Anyway, Europe needs to remain united and preserve its potential at a time when the BRICS, with China and India in the lead, are increasing their presence in global markets and could take advantage of a split, irrelevant and insecure Europe.



The Churchill's visionary idea of the United States of Europe was partially implemented in 1949 through the Council of Europe (which is separate from the EU and promotes human rights, democracy and rule of law but cannot make binding laws) and later on through the EU. The EU, borrowing the flag and the anthem from the Council of Europe (thus signaling a sort of spiritual continuity with such Institution), represented a step forward by evolving Churchill dream into a unique, sui generis concept of regional, economical and political integration (with the economic integration going further than the political integration), an organization of corporate bodies (the Member States and the European Institutions) going beyond the traditional inter-governmentalism and with some elements of supra-nationality.

The elections, by providing a political majority in the EP which will influence how the EU and the single market will be governed for the next five years, are destined to push or stop further political and economic integration in Europe.

With rival candidates from rival parties, the elections will become a vote for both the EP and the Commission President with the European People Party (EPP) and the Party of European Socialists (PES) being the two parties more likely to get this post.

There will of course the possibility to reject both agendas by choosing the eurosceptic option which could jeopardize any further political and economic integration.

Political parties with top candidates for Commission President can raise the interest and participation in the EP vote thus reversing the pattern of low turnouts and increasing the democratic legitimacy of the EU, but to be successful they need to put forward credible and respectable candidates, to articulate clear and concrete proposals, and join forces to defeat the anti-EU/euro (eurosceptics and xenophobic) parties.

The mainstream parties should stress the benefits of maintaining an open economy, which is the best response to a globalizing world, and point out that abandoning the EU and withdrawing behind national borders is a false choice whose implications would immediately result in rise of prices and difficulty in traveling and in follow-on nefarious effects.

A Europe with a politically committed President, a supportive College of Commissioners and a majority or plurality in the EP represents a new and radically different Europe.

In the span of three decades turnout at EP elections plummeted from a high 61,99% in 1979 down to 43% in 2009. Transparency and accountability are two key elements for any electoral campaign: luckily, in an era dominated by social media and network, internet users can see how elected politicians represent them in the EP.

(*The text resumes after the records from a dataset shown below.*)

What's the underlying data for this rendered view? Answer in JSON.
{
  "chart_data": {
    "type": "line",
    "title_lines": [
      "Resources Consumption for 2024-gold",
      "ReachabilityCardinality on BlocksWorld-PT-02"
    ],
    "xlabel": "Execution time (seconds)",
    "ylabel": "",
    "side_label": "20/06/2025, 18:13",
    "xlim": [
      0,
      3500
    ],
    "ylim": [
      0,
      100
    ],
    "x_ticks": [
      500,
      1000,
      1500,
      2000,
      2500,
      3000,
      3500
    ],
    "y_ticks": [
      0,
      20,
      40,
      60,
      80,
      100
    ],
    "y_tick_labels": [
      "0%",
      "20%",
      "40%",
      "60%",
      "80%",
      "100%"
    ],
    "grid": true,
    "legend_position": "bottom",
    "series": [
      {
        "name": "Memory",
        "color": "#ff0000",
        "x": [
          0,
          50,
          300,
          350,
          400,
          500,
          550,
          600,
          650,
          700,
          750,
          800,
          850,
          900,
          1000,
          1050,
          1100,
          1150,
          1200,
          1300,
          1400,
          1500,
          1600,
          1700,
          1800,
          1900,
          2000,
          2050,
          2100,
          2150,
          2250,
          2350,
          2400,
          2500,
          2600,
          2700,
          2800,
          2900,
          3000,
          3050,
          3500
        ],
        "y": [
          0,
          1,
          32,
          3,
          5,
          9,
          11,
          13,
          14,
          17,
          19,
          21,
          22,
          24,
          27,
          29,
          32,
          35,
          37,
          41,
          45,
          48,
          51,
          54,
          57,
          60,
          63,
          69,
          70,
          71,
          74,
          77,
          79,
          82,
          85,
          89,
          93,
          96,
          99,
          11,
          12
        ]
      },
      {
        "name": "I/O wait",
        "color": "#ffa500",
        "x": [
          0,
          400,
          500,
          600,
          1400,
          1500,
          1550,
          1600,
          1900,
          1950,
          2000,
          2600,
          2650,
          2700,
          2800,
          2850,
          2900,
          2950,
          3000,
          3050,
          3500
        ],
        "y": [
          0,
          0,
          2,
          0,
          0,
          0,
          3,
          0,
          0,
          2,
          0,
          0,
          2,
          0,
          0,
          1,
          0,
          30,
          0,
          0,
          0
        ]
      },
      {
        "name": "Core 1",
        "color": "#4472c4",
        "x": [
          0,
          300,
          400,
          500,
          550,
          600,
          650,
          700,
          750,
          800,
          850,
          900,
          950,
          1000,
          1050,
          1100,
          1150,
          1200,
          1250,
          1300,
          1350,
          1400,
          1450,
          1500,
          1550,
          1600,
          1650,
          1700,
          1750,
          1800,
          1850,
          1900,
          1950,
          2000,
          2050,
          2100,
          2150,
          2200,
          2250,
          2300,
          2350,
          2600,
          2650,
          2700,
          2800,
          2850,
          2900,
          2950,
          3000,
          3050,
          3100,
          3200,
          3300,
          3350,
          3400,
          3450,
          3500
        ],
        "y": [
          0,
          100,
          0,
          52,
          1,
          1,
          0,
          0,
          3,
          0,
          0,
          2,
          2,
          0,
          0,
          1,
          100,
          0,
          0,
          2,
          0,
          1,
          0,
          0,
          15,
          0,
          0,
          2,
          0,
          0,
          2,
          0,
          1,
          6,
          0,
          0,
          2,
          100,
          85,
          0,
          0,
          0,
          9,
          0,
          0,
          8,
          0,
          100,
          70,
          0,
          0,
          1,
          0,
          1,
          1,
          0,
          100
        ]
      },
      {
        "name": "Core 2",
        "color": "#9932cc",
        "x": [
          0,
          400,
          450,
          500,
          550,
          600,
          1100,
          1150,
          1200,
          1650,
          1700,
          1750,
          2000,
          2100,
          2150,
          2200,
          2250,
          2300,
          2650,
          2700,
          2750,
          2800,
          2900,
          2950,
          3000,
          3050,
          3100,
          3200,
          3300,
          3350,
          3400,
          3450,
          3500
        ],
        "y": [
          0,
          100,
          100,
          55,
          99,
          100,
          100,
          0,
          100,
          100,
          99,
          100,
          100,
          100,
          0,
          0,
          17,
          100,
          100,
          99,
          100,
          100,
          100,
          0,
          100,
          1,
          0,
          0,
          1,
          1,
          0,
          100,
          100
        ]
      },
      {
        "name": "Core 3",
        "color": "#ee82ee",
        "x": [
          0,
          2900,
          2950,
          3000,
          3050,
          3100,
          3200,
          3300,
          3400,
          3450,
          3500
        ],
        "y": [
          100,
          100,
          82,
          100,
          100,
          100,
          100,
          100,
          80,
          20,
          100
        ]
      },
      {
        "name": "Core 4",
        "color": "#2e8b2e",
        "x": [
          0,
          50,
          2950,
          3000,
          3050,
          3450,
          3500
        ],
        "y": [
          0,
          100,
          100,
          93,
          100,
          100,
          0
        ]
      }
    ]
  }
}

The ongoing financial crisis which is dominating the political agenda in most of EU Member States (MSs) is bound to affect the EU elections. In the eurozone MSs have assumed a new role being creditors or debtors of billions of euros to other MSs thus increasing uncertainty, tension and euroscepticism. In the best case scenario the situation before May 2014 will (slightly) improve with MSs experiencing a positive growth rates and people feeling that the worst has been left behind. This could force anti-European parties to moderate their positions and allow national parties in office to maintain that “more Europe” has been and will be the best solution to crises. The declining trend in voter turn-out may thus be reversed for the first time having public interest increased and this could eventually also result in building up the European identity, seen as a crucial factor for the development of the EU supranational character but remaining, so far, an unachievable and unsuccessful political goal.